Investors are calling for tougher targets and bigger penalties as the 25bp step-up that companies routinely pledged in a low or negative-yield environment look increasingly insignificant when yields are 4%–5% or more. But issuers are not seeing any financial benefits yet.

"As investors have become more sophisticated and demanding with regard to the scale of ambition within SLBs, there's something of an asymmetric risk-reward for issuers," said Philip Brown, global head of sustainable debt capital markets at Citigroup.

“Investors are asking issuers to pay a bigger penalty to reflect rising rates, but they're not necessarily compensating them with better pricing at the time of issuance.”

Still, Erlandsson remains optimistic about the outlook for SLBs. “We expect that discrepancy to adjust over time as the market adjusts to higher rates,” he said.

Falling volume

Only US$9.24bn of SLBs have been issued so far this year, which is 34% lower than the US$14bn issued at the same time last year.
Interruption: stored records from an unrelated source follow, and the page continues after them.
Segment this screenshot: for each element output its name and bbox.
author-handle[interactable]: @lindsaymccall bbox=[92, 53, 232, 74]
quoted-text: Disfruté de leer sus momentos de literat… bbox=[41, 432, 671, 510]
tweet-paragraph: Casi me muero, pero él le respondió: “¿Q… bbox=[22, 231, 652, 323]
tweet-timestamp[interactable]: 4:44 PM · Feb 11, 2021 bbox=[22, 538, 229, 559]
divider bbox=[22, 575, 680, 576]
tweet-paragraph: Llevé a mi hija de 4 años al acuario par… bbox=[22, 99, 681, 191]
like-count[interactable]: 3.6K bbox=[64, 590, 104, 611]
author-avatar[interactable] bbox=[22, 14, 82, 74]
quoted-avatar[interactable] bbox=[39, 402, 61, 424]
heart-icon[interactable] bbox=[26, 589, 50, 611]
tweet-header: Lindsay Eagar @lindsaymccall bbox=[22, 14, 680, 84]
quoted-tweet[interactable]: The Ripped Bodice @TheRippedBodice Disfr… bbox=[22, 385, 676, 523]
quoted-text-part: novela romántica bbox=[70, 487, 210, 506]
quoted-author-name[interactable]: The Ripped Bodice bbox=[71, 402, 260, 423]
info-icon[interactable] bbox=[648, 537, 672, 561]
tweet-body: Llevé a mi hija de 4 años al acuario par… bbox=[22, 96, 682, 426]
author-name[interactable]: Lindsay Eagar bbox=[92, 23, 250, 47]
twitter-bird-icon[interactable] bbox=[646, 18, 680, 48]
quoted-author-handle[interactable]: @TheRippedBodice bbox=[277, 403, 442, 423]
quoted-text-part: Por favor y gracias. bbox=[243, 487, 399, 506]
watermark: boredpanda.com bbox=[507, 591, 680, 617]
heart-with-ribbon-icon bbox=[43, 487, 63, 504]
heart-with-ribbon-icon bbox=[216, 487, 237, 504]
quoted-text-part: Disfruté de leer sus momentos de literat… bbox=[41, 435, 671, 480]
Volume has been falling since 2021 when a record US$91.23bn of SLBs were issued, with a steep drop observed in the second half of last year, according to Refinitiv data.

A total of US$63.1bn of SLBs were issued in 2022, a 31% drop from 2021. But in a tale of two halves, the US$44.6bn of SLBs issued in the first half of last year slumped 59% to US$18.45bn in the second half.

SLBs have taken a back seat as questions about the quality of SLBs and the ambition of their targets leaves investors open to possible greenwashing allegations, unlike green bonds, which are considered as sustainable investments under the EU's Sustainable Finance Disclosure Regulation.

The analysts at Barclays expect SLB volumes to recover to US$90bn this year, close to 2021’s record issuance, and other market players are expecting a rebound, particularly as high-yield issuers start to return.

"The slowdown in SLBs in the second half of 2022 was notably driven by high-yield issuers that didn't come to the market as much," said Agnes Gourc, head of sustainable capital markets at BNP Paribas.